John Schlesinger John Richard Schlesinger CBE (February 16, 1926 - July 25, 2003) was a British film director.
Born in London to a Jewish family, he went on to work in television as an actor after graduating from the Balliol College, Oxford. One of his first movies, the documentary Terminus (1960), earned him a Venice Film Festival Gold Lion and a British Academy Award.

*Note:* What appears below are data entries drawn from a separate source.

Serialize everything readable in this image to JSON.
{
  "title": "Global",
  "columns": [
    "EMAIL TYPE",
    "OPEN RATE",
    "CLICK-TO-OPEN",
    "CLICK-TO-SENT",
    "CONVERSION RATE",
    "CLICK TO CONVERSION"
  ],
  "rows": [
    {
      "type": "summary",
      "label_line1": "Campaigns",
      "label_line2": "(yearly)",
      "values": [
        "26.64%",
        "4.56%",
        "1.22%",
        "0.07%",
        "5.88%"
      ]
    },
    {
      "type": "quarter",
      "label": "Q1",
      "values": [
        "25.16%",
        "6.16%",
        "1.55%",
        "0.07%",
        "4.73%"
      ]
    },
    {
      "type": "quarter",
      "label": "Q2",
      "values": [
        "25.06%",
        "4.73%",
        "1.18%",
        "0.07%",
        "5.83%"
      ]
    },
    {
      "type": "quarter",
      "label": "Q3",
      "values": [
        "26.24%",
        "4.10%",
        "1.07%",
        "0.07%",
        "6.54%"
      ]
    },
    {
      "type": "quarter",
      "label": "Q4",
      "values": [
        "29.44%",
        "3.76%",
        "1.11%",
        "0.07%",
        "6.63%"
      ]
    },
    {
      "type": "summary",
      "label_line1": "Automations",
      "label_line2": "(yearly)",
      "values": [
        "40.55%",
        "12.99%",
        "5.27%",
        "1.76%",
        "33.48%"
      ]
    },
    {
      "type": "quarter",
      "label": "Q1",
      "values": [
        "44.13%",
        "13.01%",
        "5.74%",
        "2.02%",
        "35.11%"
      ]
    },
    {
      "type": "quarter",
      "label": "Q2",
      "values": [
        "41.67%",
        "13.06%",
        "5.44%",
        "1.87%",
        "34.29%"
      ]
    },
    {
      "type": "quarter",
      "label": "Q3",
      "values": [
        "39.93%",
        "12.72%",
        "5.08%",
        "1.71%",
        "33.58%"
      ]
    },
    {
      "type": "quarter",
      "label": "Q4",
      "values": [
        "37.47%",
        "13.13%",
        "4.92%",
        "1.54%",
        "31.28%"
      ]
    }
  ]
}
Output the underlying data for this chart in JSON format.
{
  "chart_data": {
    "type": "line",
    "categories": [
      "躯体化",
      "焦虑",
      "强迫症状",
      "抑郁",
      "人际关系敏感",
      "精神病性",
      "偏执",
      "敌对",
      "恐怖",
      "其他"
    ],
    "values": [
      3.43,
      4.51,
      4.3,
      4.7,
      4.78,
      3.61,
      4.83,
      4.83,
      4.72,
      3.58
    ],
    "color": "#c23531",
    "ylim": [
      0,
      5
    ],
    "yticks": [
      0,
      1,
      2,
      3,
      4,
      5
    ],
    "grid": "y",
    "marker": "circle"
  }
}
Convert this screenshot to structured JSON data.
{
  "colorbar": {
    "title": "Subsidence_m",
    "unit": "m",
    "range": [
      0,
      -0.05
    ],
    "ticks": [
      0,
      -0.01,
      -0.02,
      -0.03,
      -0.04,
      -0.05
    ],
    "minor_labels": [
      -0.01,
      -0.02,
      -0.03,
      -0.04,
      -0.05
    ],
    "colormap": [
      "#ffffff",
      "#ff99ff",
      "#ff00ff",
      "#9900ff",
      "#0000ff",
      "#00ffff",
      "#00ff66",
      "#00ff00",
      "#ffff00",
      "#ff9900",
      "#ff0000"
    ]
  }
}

His first three movies, A Kind of Loving (1962), Billy Liar (1963) and Darling (1965) describe tartly the modern urban way of life in England. Schlesinger's next movie was Far From the Madding Crowd (1967), an adaptation of Thomas Hardy's popular novel. Schlesinger's Midnight Cowboy (1969) was internationally acclaimed and it won Oscars for Best Director and Best Picture.
His later films include Sunday Bloody Sunday (1971), The Day of the Locust (1975), Marathon Man (1976), Yanks (1979), Pacific Heights (1990), A Question of Attribution (1991), and The Innocent (1993).
Schlesinger also directed Timon of Athens (1964) for the Royal Shakespeare Company and the musical I and Albert (1972) at London's Piccadilly Theatre. From 1973 he was an associate director of the Royal National Theatre.
Schlesinger underwent a quadruple heart bypass in 1998, before suffering a stroke in December 2000. He was taken off life support at Desert Regional Medical Center in Palm Springs on July 24, 2003 and died early the following day.